And it’s a press release about an Olympic discipline! And it’s not three weeks after the fact! It came out the day after the event finished! This is a test to see if I can overdose on exclamation marks. Yes I can. And I have.

A release came out from EC HQ first thing last week to herald Ashley Holzer’s excellent results at the five star in Welly World. It also included results of the other Canadians who had done well not only at that show, but in California too. It even had two actual photos (tempted to use another exclamation point). I never in a million years would have thought I’d catch myself saying I was happy to see EC’s Communicators return to doing something they used to do, but in this case I say HURRAH.  Now if they could just keep it up as the eventers, show jumpers and Paras start ramping up their Olympic preparations.

Back to Olympic DQs. It’s quite heartening to see that there are a team’s worth of qualified pairs already, and that is with the highest score criteria for a Canadian team since I’ve cared to notice. I’ll go out on a willow branch and say it’s probably the highest threshold criteria ever for Canada. There are also several pairs who are on the cusp of making it into the corral of qualified hopefuls; with two months of competitions left and the scores quite close (as long as your name isn’t Ashley Holzer) I’ll predict there is going to be some intense shuffling around as those who are qualified and soon to be qualified work on bettering their averages. You can see how the leaderboard looks by clicking here, but I’ll warn you that the lay out of the Excel spread sheet takes a bit of getting used to. Okay, I’ll come right and say it. It’s user unfriendly. But at least it exists.

There has been some grumbling about a couple of aspects of the London dressage – legitimate grumbling too. For instance, I was completely shocked to learn that, contrary to how it had been sold to the international dressage community, countries qualified with teams would not get to send a fourth competitor as an individual – and as a last minute replacement in the event of illness or injury to a team member.  Instead, the extra individual spots freed up by reducing the team to three (dressage is the only Olympic equestrian discipline including Para not to enjoy a throw away score for the team) were doled out to individuals from countries that didn’t qualify a team. Except for three countries, who will enjoy a significant advantage by being the only teams with a fourth member waiting in the wings, and those three just happen to be the three who don’t need a leg up: Great Britain, Holland and Germany.  When I heard about the distribution of individual qualifications, I went straight to the Olympic criteria, and it was spelled out clear as day. It’s obvious that the nations which stood to gain an individual berth have been well aware of things, so how did this come as such a shock to so many of us? The three-per-team format was highly unpopular in Hong Kong, especially for Spain and Brazil, which lost their teams when they had a horse that didn’t pass muster. Why is this happening all over again as if it was a winning idea? I’m not saying we shouldn’t be expanding the Olympic dressage universe. Isn’t it time we thought about increasing the number of competitors in Olympic dressage? It has the lowest quota of all the  disciplines.

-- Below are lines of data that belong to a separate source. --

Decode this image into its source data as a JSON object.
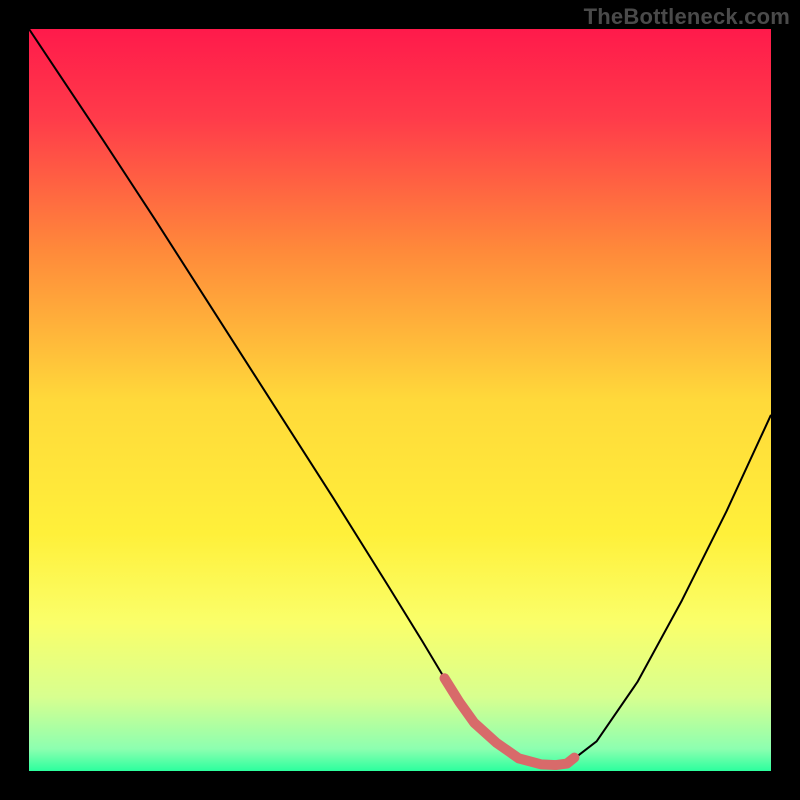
{
  "watermark": "TheBottleneck.com",
  "chart_data": {
    "type": "line",
    "title": "",
    "xlabel": "",
    "ylabel": "",
    "xlim": [
      0,
      100
    ],
    "ylim": [
      0,
      100
    ],
    "background_gradient": {
      "stops": [
        {
          "offset": 0.0,
          "color": "#ff1a4b"
        },
        {
          "offset": 0.12,
          "color": "#ff3b4a"
        },
        {
          "offset": 0.3,
          "color": "#ff8a3a"
        },
        {
          "offset": 0.5,
          "color": "#ffd93a"
        },
        {
          "offset": 0.68,
          "color": "#fff03a"
        },
        {
          "offset": 0.8,
          "color": "#faff6a"
        },
        {
          "offset": 0.9,
          "color": "#d8ff8f"
        },
        {
          "offset": 0.97,
          "color": "#8dffb0"
        },
        {
          "offset": 1.0,
          "color": "#2cff9e"
        }
      ]
    },
    "series": [
      {
        "name": "bottleneck-curve",
        "color": "#000000",
        "stroke_width": 2,
        "x": [
          0.0,
          4.0,
          10.0,
          17.0,
          25.0,
          33.0,
          41.0,
          48.5,
          53.0,
          56.0,
          60.0,
          66.0,
          70.0,
          73.0,
          76.5,
          82.0,
          88.0,
          94.0,
          100.0
        ],
        "y": [
          100.0,
          94.0,
          85.0,
          74.3,
          61.8,
          49.3,
          36.8,
          24.8,
          17.5,
          12.5,
          6.5,
          1.7,
          0.8,
          1.3,
          4.0,
          12.0,
          23.0,
          35.0,
          48.0
        ]
      }
    ],
    "markers": [
      {
        "name": "optimal-zone",
        "color": "#d86a6a",
        "stroke_width": 10,
        "linecap": "round",
        "x": [
          56.0,
          58.0,
          60.0,
          63.0,
          66.0,
          69.0,
          71.0,
          72.5,
          73.5
        ],
        "y": [
          12.5,
          9.3,
          6.5,
          3.8,
          1.7,
          0.9,
          0.8,
          1.0,
          1.8
        ]
      }
    ]
  }
}
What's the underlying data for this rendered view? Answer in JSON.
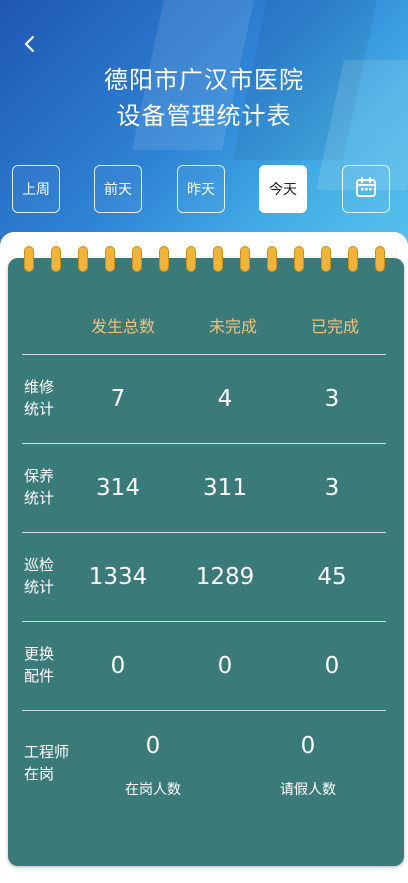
{
  "header": {
    "title_line1": "德阳市广汉市医院",
    "title_line2": "设备管理统计表"
  },
  "filters": [
    {
      "label": "上周"
    },
    {
      "label": "前天"
    },
    {
      "label": "昨天"
    },
    {
      "label": "今天",
      "active": true
    }
  ],
  "table": {
    "columns": [
      "发生总数",
      "未完成",
      "已完成"
    ],
    "rows": [
      {
        "label1": "维修",
        "label2": "统计",
        "values": [
          "7",
          "4",
          "3"
        ]
      },
      {
        "label1": "保养",
        "label2": "统计",
        "values": [
          "314",
          "311",
          "3"
        ]
      },
      {
        "label1": "巡检",
        "label2": "统计",
        "values": [
          "1334",
          "1289",
          "45"
        ]
      },
      {
        "label1": "更换",
        "label2": "配件",
        "values": [
          "0",
          "0",
          "0"
        ]
      }
    ],
    "staff": {
      "label1": "工程师",
      "label2": "在岗",
      "on_duty_value": "0",
      "on_duty_label": "在岗人数",
      "leave_value": "0",
      "leave_label": "请假人数"
    }
  },
  "colors": {
    "card": "#3a7b79",
    "header_text": "#f2c27a",
    "ring": "#f0b43a"
  }
}
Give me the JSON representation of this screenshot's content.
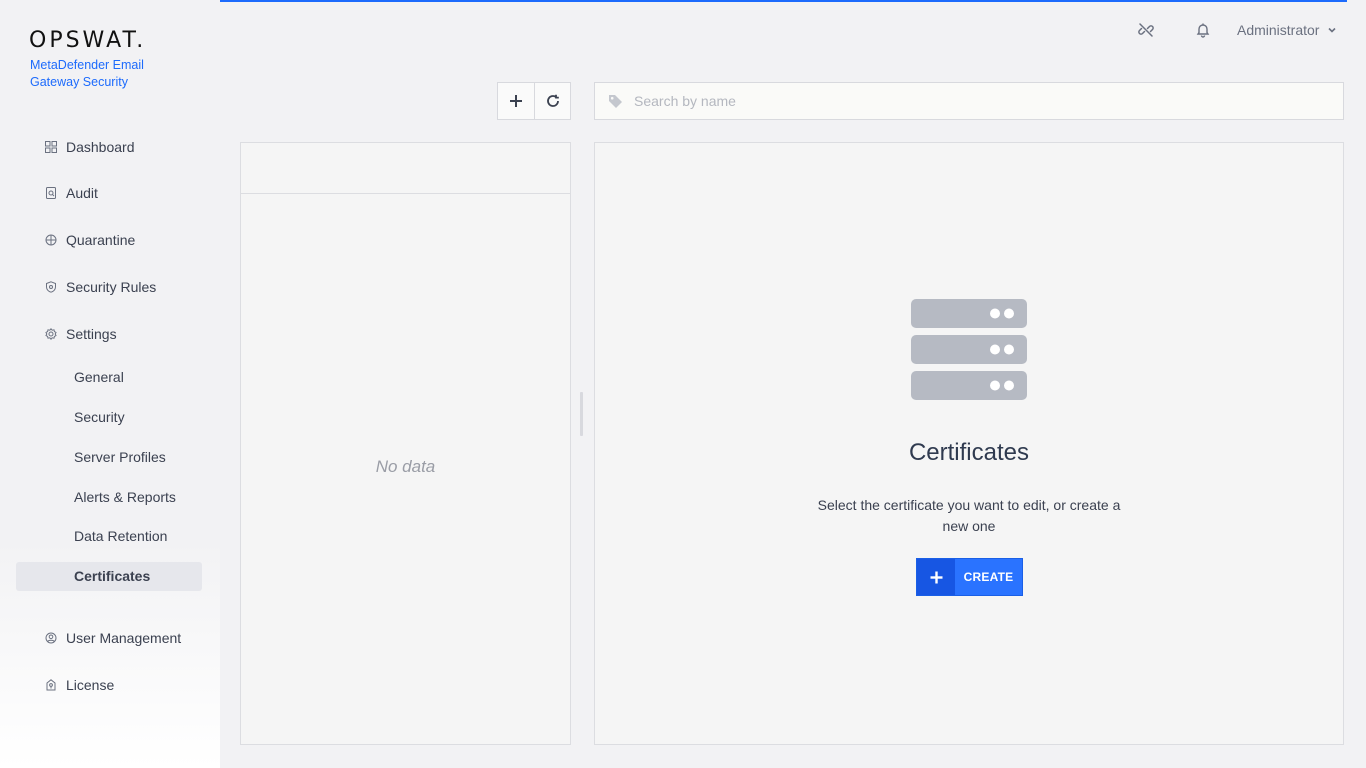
{
  "brand": {
    "logo_text": "OPSWAT.",
    "product_name": "MetaDefender Email Gateway Security",
    "accent_color": "#1d6bfc"
  },
  "header": {
    "user_name": "Administrator",
    "icons": [
      "unlink-icon",
      "bell-icon",
      "chevron-down-icon"
    ]
  },
  "sidebar": {
    "items": [
      {
        "label": "Dashboard",
        "icon": "dashboard-icon"
      },
      {
        "label": "Audit",
        "icon": "audit-icon"
      },
      {
        "label": "Quarantine",
        "icon": "quarantine-icon"
      },
      {
        "label": "Security Rules",
        "icon": "shield-icon"
      },
      {
        "label": "Settings",
        "icon": "gear-icon"
      }
    ],
    "settings_sub": [
      {
        "label": "General"
      },
      {
        "label": "Security"
      },
      {
        "label": "Server Profiles"
      },
      {
        "label": "Alerts & Reports"
      },
      {
        "label": "Data Retention"
      },
      {
        "label": "Certificates",
        "active": true
      }
    ],
    "bottom_items": [
      {
        "label": "User Management",
        "icon": "users-icon"
      },
      {
        "label": "License",
        "icon": "license-icon"
      }
    ]
  },
  "toolbar": {
    "add_icon": "plus-icon",
    "refresh_icon": "refresh-icon"
  },
  "search": {
    "placeholder": "Search by name",
    "value": ""
  },
  "list": {
    "empty_text": "No data"
  },
  "detail": {
    "title": "Certificates",
    "description": "Select the certificate you want to edit, or create a new one",
    "create_label": "CREATE",
    "illustration_color": "#b6bac3"
  }
}
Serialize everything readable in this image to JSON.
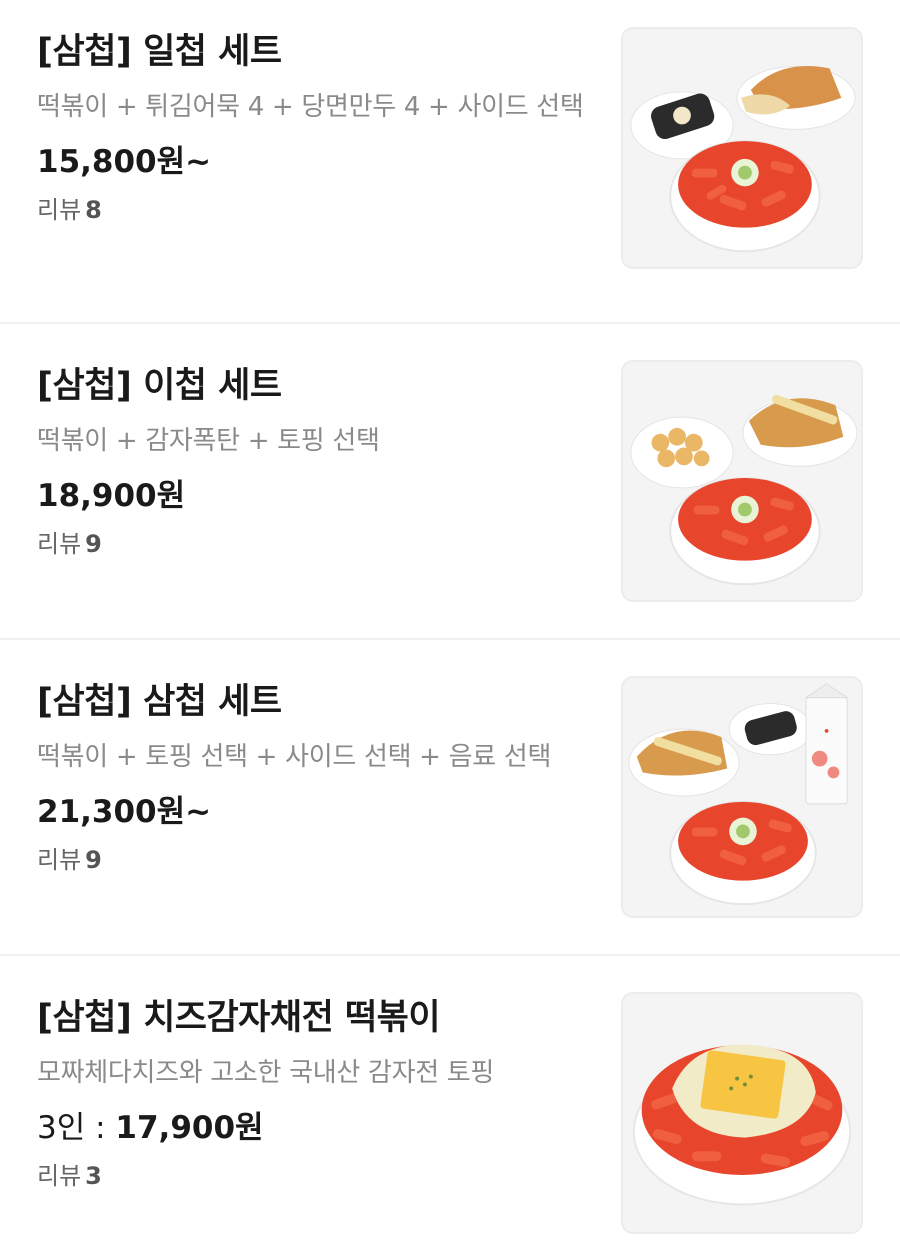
{
  "menu": {
    "items": [
      {
        "name": "[삼첩] 일첩 세트",
        "description": "떡볶이 + 튀김어묵 4 + 당면만두 4 + 사이드 선택",
        "price_prefix": "",
        "price": "15,800원~",
        "reviews_label": "리뷰",
        "reviews_count": "8",
        "image": "tteokbokki-set-with-gimbap-and-dumplings"
      },
      {
        "name": "[삼첩] 이첩 세트",
        "description": "떡볶이 + 감자폭탄 + 토핑 선택",
        "price_prefix": "",
        "price": "18,900원",
        "reviews_label": "리뷰",
        "reviews_count": "9",
        "image": "tteokbokki-set-with-potato-bites-and-fries"
      },
      {
        "name": "[삼첩] 삼첩 세트",
        "description": "떡볶이 + 토핑 선택 + 사이드 선택 + 음료 선택",
        "price_prefix": "",
        "price": "21,300원~",
        "reviews_label": "리뷰",
        "reviews_count": "9",
        "image": "tteokbokki-set-with-drink-carton"
      },
      {
        "name": "[삼첩] 치즈감자채전 떡볶이",
        "description": "모짜체다치즈와 고소한 국내산 감자전 토핑",
        "price_prefix": "3인 : ",
        "price": "17,900원",
        "reviews_label": "리뷰",
        "reviews_count": "3",
        "image": "cheese-potato-pancake-tteokbokki"
      }
    ]
  },
  "colors": {
    "sauce": "#e8462c",
    "bowl": "#ffffff",
    "divider": "#f0f0f0",
    "description": "#8a8a8a"
  }
}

Another source of unhappy muttering is  the new GPS test, which I just read in the IDRC’s latest news bulletin is not any shorter than the original GPS it replaced for exactly that purpose. What? Did no one have a stop watch when they tested the thing out? Jeepers creepers, this isn’t rocket science (more temptation to use an exclamation mark).  They could have asked any freestyle designer worth his or her salt to sit down and crunch some average stats on how long it takes a horse to get from A to B to C to X- because we all have plenty of that information right at our fingertips. Then again, I suspect hell might have to get some hoar frost on its fever trees before my advice will be sought by the FEI.

And on that note, please allow me to point out that I was joking (April fool’s style) with my last remark in Monday’s post.  I thought it was obvious I was kidding, but at least one person whose intelligence I have never questioned thought I’d actually been asked to sit in on the FEI vs. IDRC hearing. She warned me to be careful not to let myself become the mouse in a game of cat and cat’s prey. And speaking of the FEI vs. IDRC, make sure you keep an eye on my other blog, because I’ve been spanked yet again by Mission Control and will be posting about that tomorrow.

I’m sorry I don’t have any funny cartoons about cats and mice on today’s post, but until I develop the patience and skill to draw my own , I have been forced to stop ‘borrowing’ images from the web. I kind of thought that a black and white drawing with some kind of well-known punchline under it was uncopyrighted, but I was wrong. And I cause enough trouble to the brave and long-suffering publisher of these blogs to not cause further grief. Unless it’s absolutely necessary.